Nonparametric Density-based Clustering • Calculates a series of neighborhood radii for different density clusters using MINR • Iterative clustering process using e-DBSCAN with the radii. • Merge any pair of clusters which share most of the boundary points of either cluster.
Performance Analysis • We compare our nonparametric density-based clustering algorithm (NPDBC) with the performance of TURN*. • We show the run time comparisons on the dataset, DS2, we discussed above. • In order to make the data contain the clusters in different densities, we artificially insert more data in some clusters to make them denser than the others. • The resulted datasets have the sizes from 10k to 200k.
Performance Analysis (Cont.) • NPDBC is more efficient than TURN* for large datasets. • The reason is that for NPDBC, the parameters are computed once at the beginning of the clustering process • TURN* algorithm tries different neighborhood radii until the first “turn” is found in case of two different densities. • We only compare NPDBC with TURN* on datasets with two different densities. If the density variety increases, NPDBC will outperform TURN* much more.

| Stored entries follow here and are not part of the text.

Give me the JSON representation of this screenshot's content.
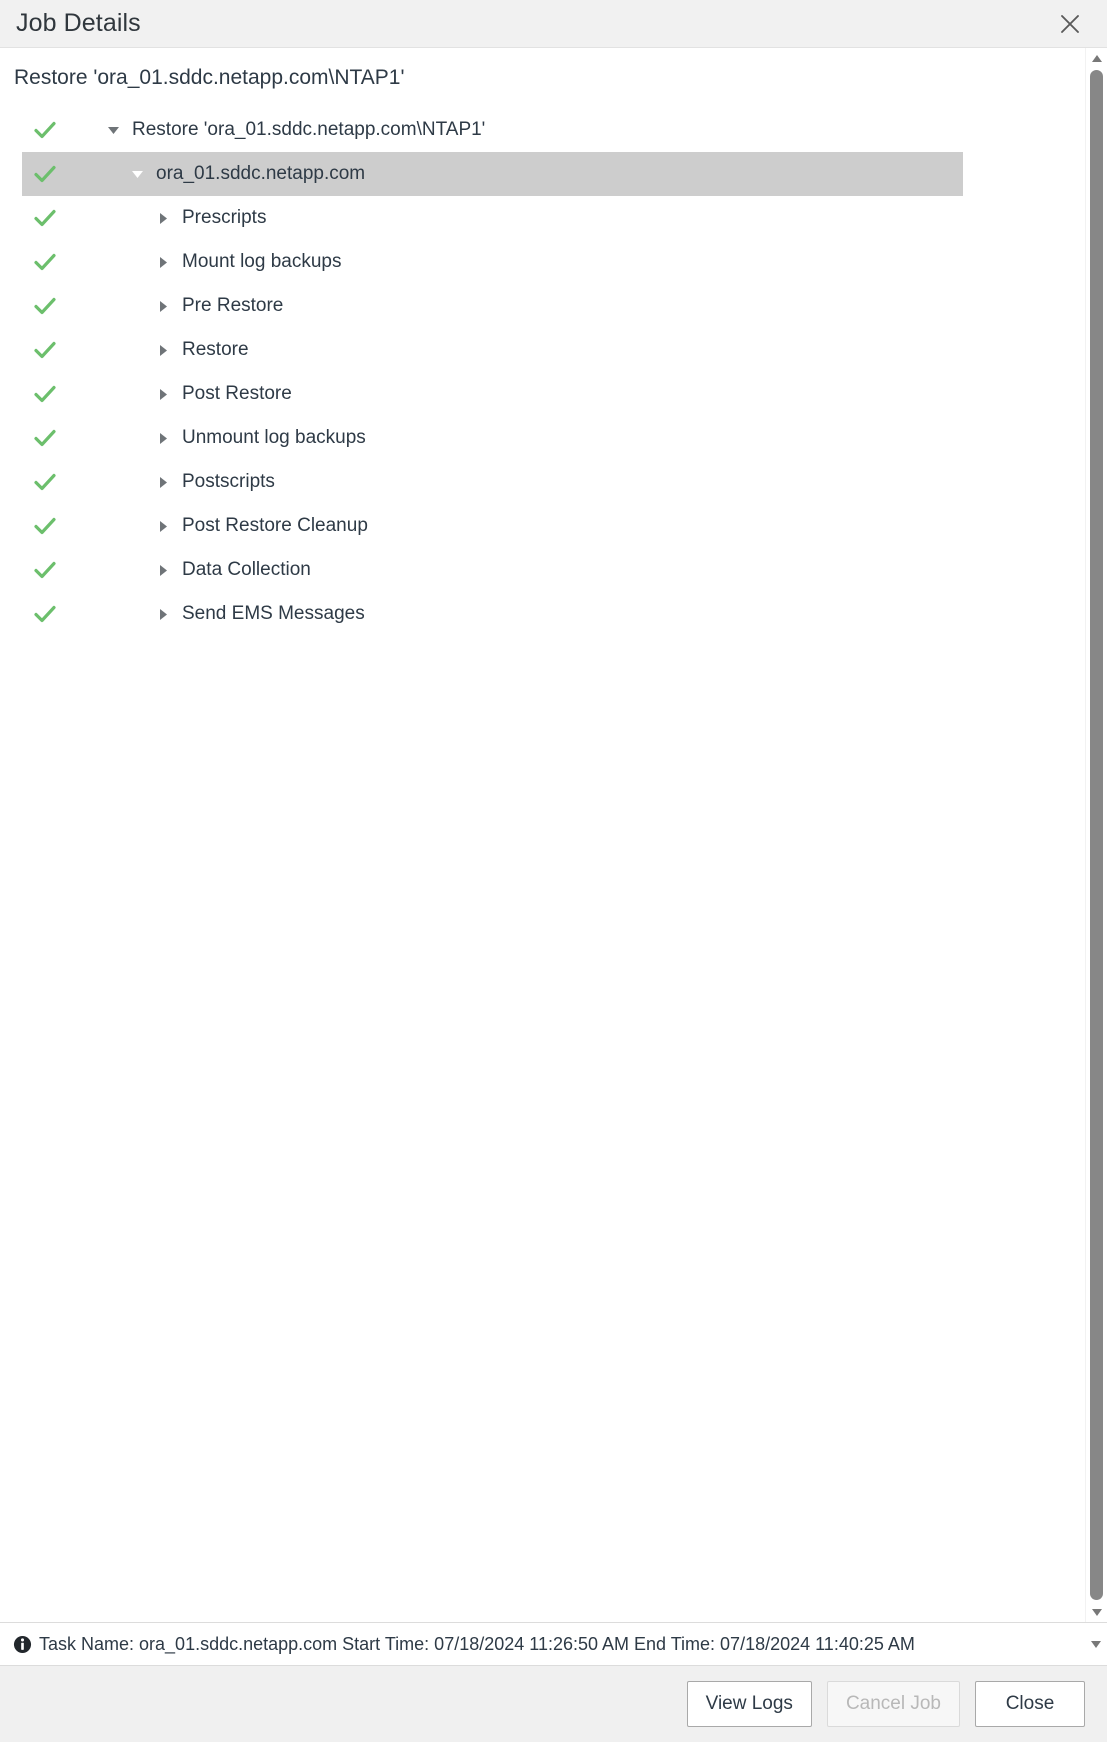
{
  "window": {
    "title": "Job Details",
    "close_icon": "close-icon"
  },
  "job": {
    "heading": "Restore 'ora_01.sddc.netapp.com\\NTAP1'"
  },
  "tree": {
    "nodes": [
      {
        "label": "Restore 'ora_01.sddc.netapp.com\\NTAP1'",
        "status": "success",
        "expanded": true,
        "level": 0,
        "selected": false
      },
      {
        "label": "ora_01.sddc.netapp.com",
        "status": "success",
        "expanded": true,
        "level": 1,
        "selected": true
      },
      {
        "label": "Prescripts",
        "status": "success",
        "expanded": false,
        "level": 2,
        "selected": false
      },
      {
        "label": "Mount log backups",
        "status": "success",
        "expanded": false,
        "level": 2,
        "selected": false
      },
      {
        "label": "Pre Restore",
        "status": "success",
        "expanded": false,
        "level": 2,
        "selected": false
      },
      {
        "label": "Restore",
        "status": "success",
        "expanded": false,
        "level": 2,
        "selected": false
      },
      {
        "label": "Post Restore",
        "status": "success",
        "expanded": false,
        "level": 2,
        "selected": false
      },
      {
        "label": "Unmount log backups",
        "status": "success",
        "expanded": false,
        "level": 2,
        "selected": false
      },
      {
        "label": "Postscripts",
        "status": "success",
        "expanded": false,
        "level": 2,
        "selected": false
      },
      {
        "label": "Post Restore Cleanup",
        "status": "success",
        "expanded": false,
        "level": 2,
        "selected": false
      },
      {
        "label": "Data Collection",
        "status": "success",
        "expanded": false,
        "level": 2,
        "selected": false
      },
      {
        "label": "Send EMS Messages",
        "status": "success",
        "expanded": false,
        "level": 2,
        "selected": false
      }
    ]
  },
  "statusbar": {
    "icon": "info-icon",
    "text": "Task Name: ora_01.sddc.netapp.com Start Time: 07/18/2024 11:26:50 AM End Time: 07/18/2024 11:40:25 AM"
  },
  "footer": {
    "buttons": [
      {
        "label": "View Logs",
        "name": "view-logs-button",
        "disabled": false
      },
      {
        "label": "Cancel Job",
        "name": "cancel-job-button",
        "disabled": true
      },
      {
        "label": "Close",
        "name": "close-button",
        "disabled": false
      }
    ]
  },
  "colors": {
    "success_check": "#6cbf6c",
    "header_bg": "#f1f1f1",
    "selected_row_bg": "#cdcdcd",
    "footer_bg": "#f0f0f0",
    "scrollbar_thumb": "#878787",
    "text": "#2e3a46"
  }
}
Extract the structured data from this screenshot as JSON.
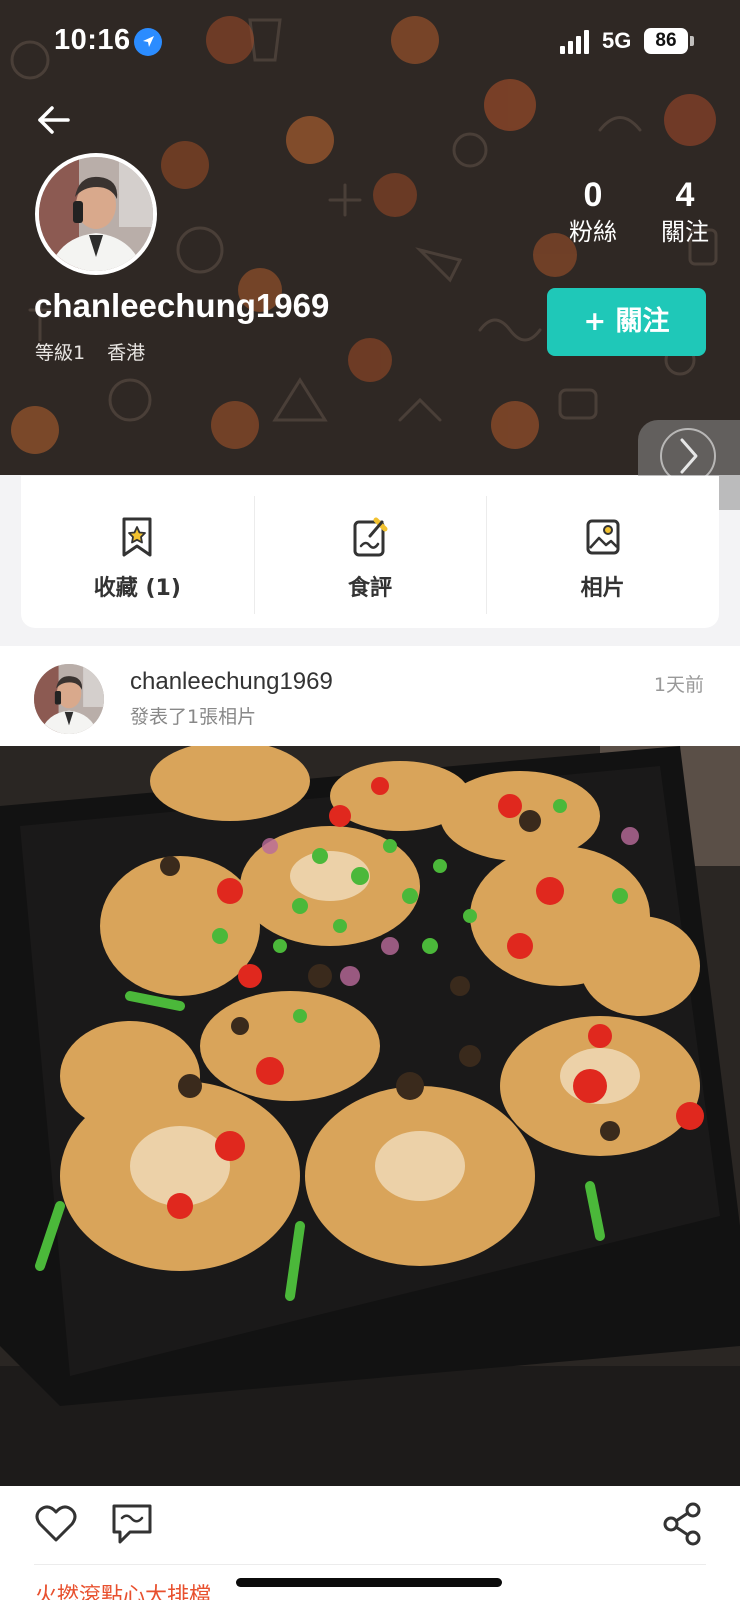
{
  "status_bar": {
    "time": "10:16",
    "network": "5G",
    "battery": "86"
  },
  "profile": {
    "username": "chanleechung1969",
    "level": "等級1",
    "region": "香港",
    "followers_count": "0",
    "followers_label": "粉絲",
    "following_count": "4",
    "following_label": "關注",
    "follow_button": "+ 關注"
  },
  "actions": {
    "bookmarks": "收藏 (1)",
    "reviews": "食評",
    "photos": "相片"
  },
  "post": {
    "username": "chanleechung1969",
    "subtitle": "發表了1張相片",
    "time": "1天前",
    "restaurant": "火撚滾點心大排檔"
  },
  "colors": {
    "header_bg": "#2f2824",
    "accent": "#1fc8b8",
    "link": "#e8502e"
  },
  "icons": {
    "back": "arrow-left-icon",
    "location": "location-arrow-icon",
    "signal": "signal-bars-icon",
    "next": "chevron-right-icon",
    "bookmark": "bookmark-star-icon",
    "review": "edit-note-icon",
    "photo": "photo-album-icon",
    "like": "heart-icon",
    "comment": "comment-icon",
    "share": "share-icon"
  }
}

Conclusion and Future Work • In this paper, we explore an automatic approach to determine this parameter based on the distribution of datasets. • The algorithm, MINR, is developed to determine the minimum neighborhood radii for different density clusters. • We developed a nonparametric clustering method (NPDBC) by combining MINR with the enhanced DBCSCAN, e-DBCSCAN. • Experiments show our NPDBC is more efficient and scalable than TURN* for clusters in two different densities. • In our future work, we will implement our NPDBC using the vertical data structure, P-tree, the efficient data mining ready data representation.